Our Governing Principles
Each year at our Annual Meeting, Hormel Foods stockholders elect the members of our Board of Directors. The Governance Committee of the Board of Directors is responsible for identifying and recommending individuals qualified to become members of the board; overseeing succession planning for the corporation’s chief executive officer; ensuring personnel resources are being managed responsibly and effectively; and developing and recommending to the Board of Directors a set of corporate governance principles applicable to the company.
Board Independence and Evaluation
The New York Stock Exchange (NYSE) listing standards require that a majority of the company’s directors be independent and that the Audit, Compensation and Governance committees be comprised entirely of independent directors.
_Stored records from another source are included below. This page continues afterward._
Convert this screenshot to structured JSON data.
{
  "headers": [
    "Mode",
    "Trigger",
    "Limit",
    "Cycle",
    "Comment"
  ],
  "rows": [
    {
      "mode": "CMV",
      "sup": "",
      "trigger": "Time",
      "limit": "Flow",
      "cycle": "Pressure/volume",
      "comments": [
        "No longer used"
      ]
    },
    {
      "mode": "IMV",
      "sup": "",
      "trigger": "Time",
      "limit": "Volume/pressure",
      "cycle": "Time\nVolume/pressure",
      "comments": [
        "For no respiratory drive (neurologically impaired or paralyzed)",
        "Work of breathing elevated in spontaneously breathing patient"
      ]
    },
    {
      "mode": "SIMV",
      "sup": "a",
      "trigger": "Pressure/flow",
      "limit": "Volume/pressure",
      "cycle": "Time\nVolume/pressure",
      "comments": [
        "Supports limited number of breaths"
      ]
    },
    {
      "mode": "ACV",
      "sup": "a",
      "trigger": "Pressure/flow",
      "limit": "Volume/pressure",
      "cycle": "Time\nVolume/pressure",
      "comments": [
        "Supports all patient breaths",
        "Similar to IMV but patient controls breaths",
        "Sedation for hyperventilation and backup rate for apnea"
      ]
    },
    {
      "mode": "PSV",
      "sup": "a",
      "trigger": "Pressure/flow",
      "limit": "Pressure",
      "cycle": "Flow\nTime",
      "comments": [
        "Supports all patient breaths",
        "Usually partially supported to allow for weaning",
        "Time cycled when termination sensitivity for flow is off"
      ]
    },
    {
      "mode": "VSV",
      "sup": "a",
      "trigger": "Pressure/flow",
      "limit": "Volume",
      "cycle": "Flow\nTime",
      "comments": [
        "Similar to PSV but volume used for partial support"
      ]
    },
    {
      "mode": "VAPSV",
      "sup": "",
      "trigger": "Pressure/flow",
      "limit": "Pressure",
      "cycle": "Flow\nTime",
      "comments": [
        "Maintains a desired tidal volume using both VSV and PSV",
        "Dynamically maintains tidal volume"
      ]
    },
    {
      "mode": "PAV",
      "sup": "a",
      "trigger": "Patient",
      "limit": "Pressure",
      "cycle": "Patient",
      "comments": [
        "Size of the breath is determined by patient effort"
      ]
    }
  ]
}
To operate in accordance with the NYSE listing standards, the board has created and employed standards to assist in making the annual determination of each director’s independence status (view the Director Independence Standards).
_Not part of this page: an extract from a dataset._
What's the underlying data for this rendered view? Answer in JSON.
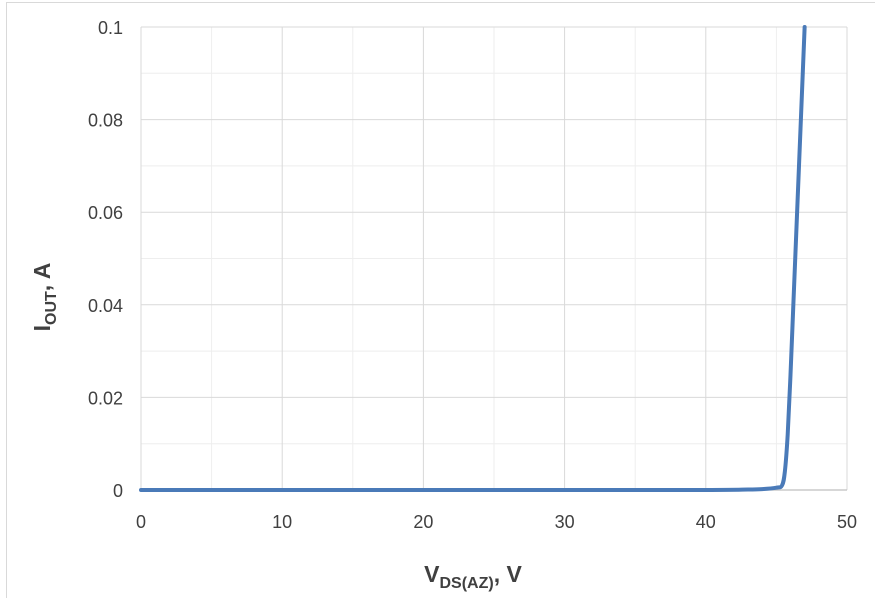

In addition to policies outlined in the Hormel Foods Code of Ethical Business Conduct regarding conflicts of interest, we require that our board members submit a letter of resignation if they partake in any action that creates a conflict of interest with the company.
There is an annual self-evaluation of individual committees, and the board conducts its own self-evaluation. Stock ownership guidelines help to ensure that the interests of directors and executives are aligned with the interests of the stockholders.
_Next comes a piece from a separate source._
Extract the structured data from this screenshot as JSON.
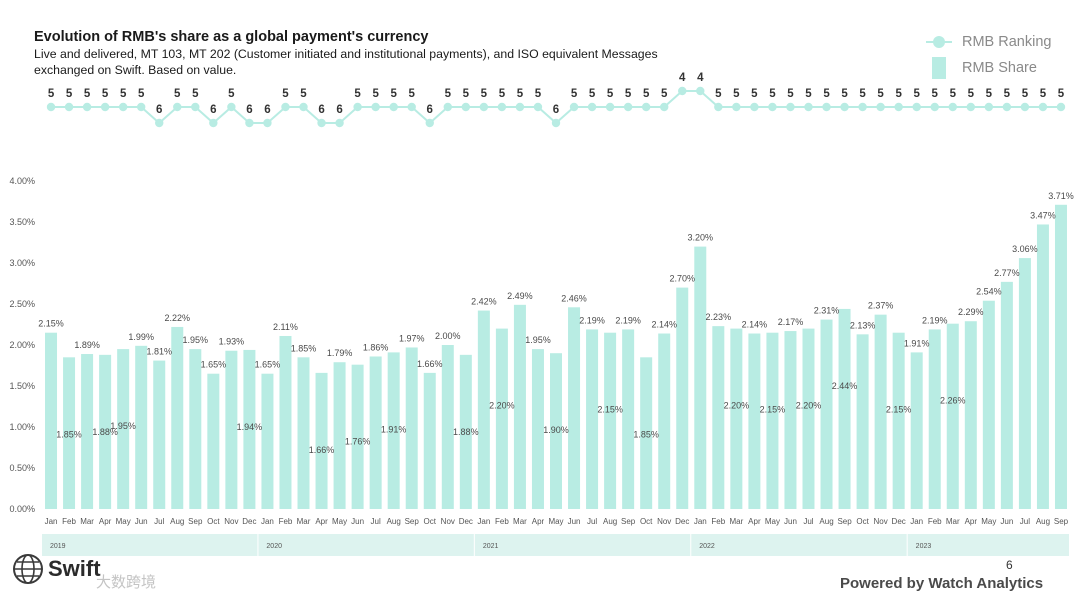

Open Communication with Stakeholders
In addition to seeking feedback from our stakeholders about our global impact report each year, we also offer interested parties the opportunity to communicate with the board by sending a letter directed to the board, non-employee directors or specified individual directors, addressed to: Brian D. Johnson, Vice President and Corporate Secretary, 1 Hormel Place, Austin, MN 55912. All communications, whether signed or anonymous, will be directed to the lead director or the chair of one of the committees based on the subject matter of the communication, or to the non-employee directors or the specified directors, if so addressed. This information can be found in the 2023 Proxy Statement.